The Arab-Hebrew Theatre of Jaffa could lose state funding after hosting an event supporting an Israeli-Arab poet who served time in prison for incitement to terror.
The Arab-Hebrew Theatre of Jaffa in Tel Aviv-Yafo is facing a cut in state subsidies for hosting an event that allegedly supported terrorism.
Directors of the theater will be summoned for a hearing with representatives of the ministries of finance, justice and culture after hosting an event in support of Dareen Tatour, an Israeli-Arab poet who was indicted in 2015 for incitement to violence and support for terrorism.
Directed by actress Einat Weizman, and organized with poets Tal Nitzan and Alma Katz, writer Ofra Yeshua-Lyth and producer Khaled Jabarin, the event was titled “Prison Diaries” and included readings of Tatour’s poems, which have been deemed to constitute incitement.
In the wake of the event, the finance ministry’s legal adviser, Asi Messing, ruled that the ministry could trigger a clause in the law that allows it to cut support to institutions that incite to terrorism, racism or violence; that support violent struggle or terrorism against Israel; mark Israel’s Independence Day as a day or mourning; or deny Israel’s right to exist as a Jewish and democratic state.
The theater receives some NIS 900,000 a year in state support.
“We will not allow anyone to incite to terrorism or harm the State of Israel. We will use all the authority provided to us by law,” said Finance Minister Moshe Kahlon.

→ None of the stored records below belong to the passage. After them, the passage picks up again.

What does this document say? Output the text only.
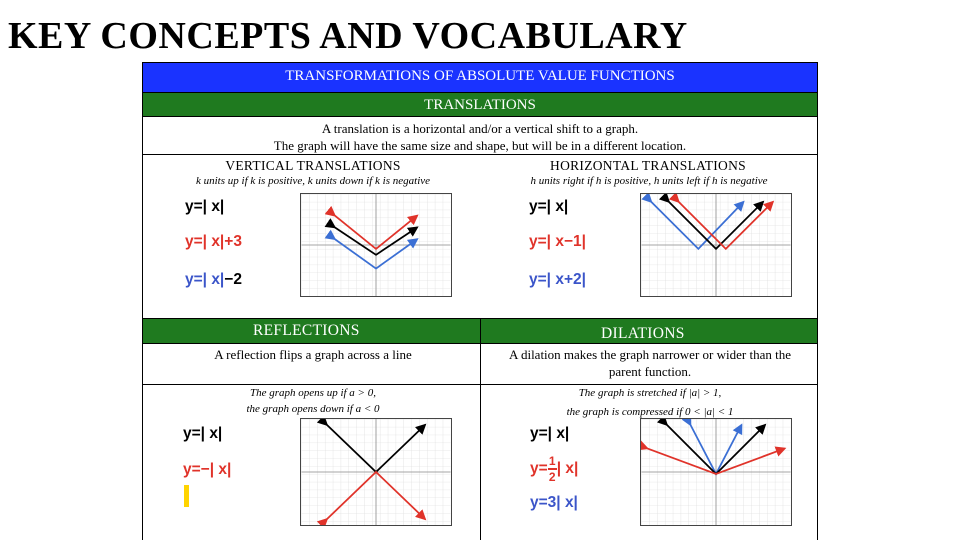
KEY CONCEPTS AND VOCABULARY
TRANSFORMATIONS OF ABSOLUTE VALUE FUNCTIONS
TRANSLATIONS
A translation is a horizontal and/or a vertical shift to a graph.
The graph will have the same size and shape, but will be in a different location.
VERTICAL TRANSLATIONS
k units up if k is positive, k units down if k is negative
y=| x|
y=| x|+3
y=| x|−2
HORIZONTAL TRANSLATIONS
h units right if h is positive, h units left if h is negative
y=| x|
y=| x−1|
y=| x+2|
REFLECTIONS	DILATIONS
A reflection flips a graph across a line	A dilation makes the graph narrower or wider than the parent function.
The graph opens up if a > 0,
the graph opens down if a < 0
The graph is stretched if |a| > 1,
the graph is compressed if 0 < |a| < 1
y=| x|
y=−| x|
y=| x|
$y= \frac{1}{2}$ | x|
y=3| x|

Minister of Culture Miri Regev, who last week asked Police Chief Roni Alsheich to open an investigation into the theater and the event organizers, tweeted in response to Kahlon’s statement: “I expect Minister Kahlon’s headlines to be translated from words to actions next week.”
The Association for Civil Rights in Israel (ACRI) condemned the finance ministry, saying, “there is no legal basis in the law for this decision. It joins the attacks of Minister of Culture Miri Regev on freedom of artistic expression and the threats to revoke budgets due to the content of the work.
“The evening in support of Dareen Tartour took place in protest at the violation of her creative freedom by bringing her to trials for poems that she wrote. It is a tragic irony that the event is now being used as a pretext to violate the artistic freedom of the Jaffa theater,” said ACRI’s chief legal counsel Dan Yakir.